(can't help it, traumatized by tape drives)
As an aside, there are businesses still using tape storage. It's great for long-term stuff, especially when stuffed into a secure area with climate controls.
And, well, don't forget the old adage. There's no bandwidth like a station wagon full of tapes barreling down the highway at 70 MPH.
If you'll allow some fun off-topic...
Though these days, we have some sweet bandwidth. But that adage still holds true. Instead of picturing tapes, picture microSD cards.
The average space in a current SUV is 20³ ft. You can fit roughly 3.5
million microSD cards into that space. The largest microSD card can hold 2 TB.
That's roughly 6.5 Exabytes of data.
As we can more accurately relate (in our heads) what a TB is, that's 6,544 Terabytes,
Or that's 6,544,000 GB, if that helps.
That will hold more than a billion average-sized high-res photos. It'd hold more than 3 million 1080p movies.

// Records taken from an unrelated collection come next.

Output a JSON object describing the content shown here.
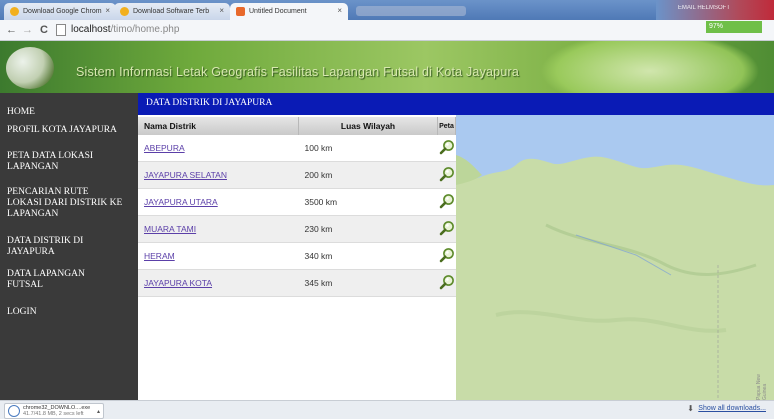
{
  "browser": {
    "tabs": [
      {
        "label": "Download Google Chrom",
        "active": false,
        "icon_color": "#f2b01e"
      },
      {
        "label": "Download Software Terb",
        "active": false,
        "icon_color": "#f2b01e"
      },
      {
        "label": "Untitled Document",
        "active": true,
        "icon_color": "#e8692b"
      }
    ],
    "tab_close": "×",
    "window_title": "EMAIL HELMSOFT",
    "progress": "97%",
    "back": "←",
    "forward": "→",
    "reload": "C",
    "url_host": "localhost",
    "url_path": "/timo/home.php"
  },
  "header": {
    "title": "Sistem Informasi Letak Geografis Fasilitas Lapangan Futsal di Kota Jayapura"
  },
  "sidebar": {
    "items": [
      {
        "label": "HOME"
      },
      {
        "label": "PROFIL KOTA JAYAPURA"
      },
      {
        "label": "PETA DATA LOKASI LAPANGAN"
      },
      {
        "label": "PENCARIAN RUTE LOKASI DARI DISTRIK KE LAPANGAN"
      },
      {
        "label": "DATA DISTRIK DI JAYAPURA"
      },
      {
        "label": "DATA LAPANGAN FUTSAL"
      },
      {
        "label": "LOGIN"
      }
    ]
  },
  "content": {
    "heading": "DATA DISTRIK DI JAYAPURA",
    "columns": [
      "Nama Distrik",
      "Luas Wilayah",
      "Peta"
    ],
    "rows": [
      {
        "name": "ABEPURA",
        "area": "100 km"
      },
      {
        "name": "JAYAPURA SELATAN",
        "area": "200 km"
      },
      {
        "name": "JAYAPURA UTARA",
        "area": "3500 km"
      },
      {
        "name": "MUARA TAMI",
        "area": "230 km"
      },
      {
        "name": "HERAM",
        "area": "340 km"
      },
      {
        "name": "JAYAPURA KOTA",
        "area": "345 km"
      }
    ]
  },
  "map": {
    "side_label": "Papua New Guinea"
  },
  "downloads": {
    "file_name": "chrome32_DOWNLO....exe",
    "file_status": "41.7/41.8 MB, 2 secs left",
    "show_all": "Show all downloads..."
  },
  "colors": {
    "sidebar_bg": "#3a3a3a",
    "heading_bg": "#0a1bb5",
    "link": "#5b3fa8",
    "map_land": "#c8dca8",
    "map_sea": "#aac9f0"
  }
}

However... Those cards are $400 each (though I'm sure you'd get a bulk discount). It'd be around $1.3 billion to buy that many.
Using 1 TB microSD cards would be well under $500 million, and might be the most economical way to do this.
Also, I'm not sure that they can produce 3.5 million microSD cards in any reasonable amount of time.
But, still, imagine 6.5 Exabytes barreling down the highway at 70 MPH. I suspect that'd be the fastest throughput the world has ever seen.
Actually, we can do that math. Driving slowly across the country (from NYC to LA) will take about 41 hours. So, that works out to a bandwidth of 45.39 GB/sec. Note the capital B. (It is roughly 363.12 Gb/sec.)
However, the Cannonball record is 25 hours and 39 minutes. However, our enterprising driver will not be breaking the law.
They estimate that Google has up to 15 Exabytes of data, if you're curious about the scale.
(Some numbers drawn from Google and only sanity checked. The numbers make sense.)
Now back to your regularly scheduled thread.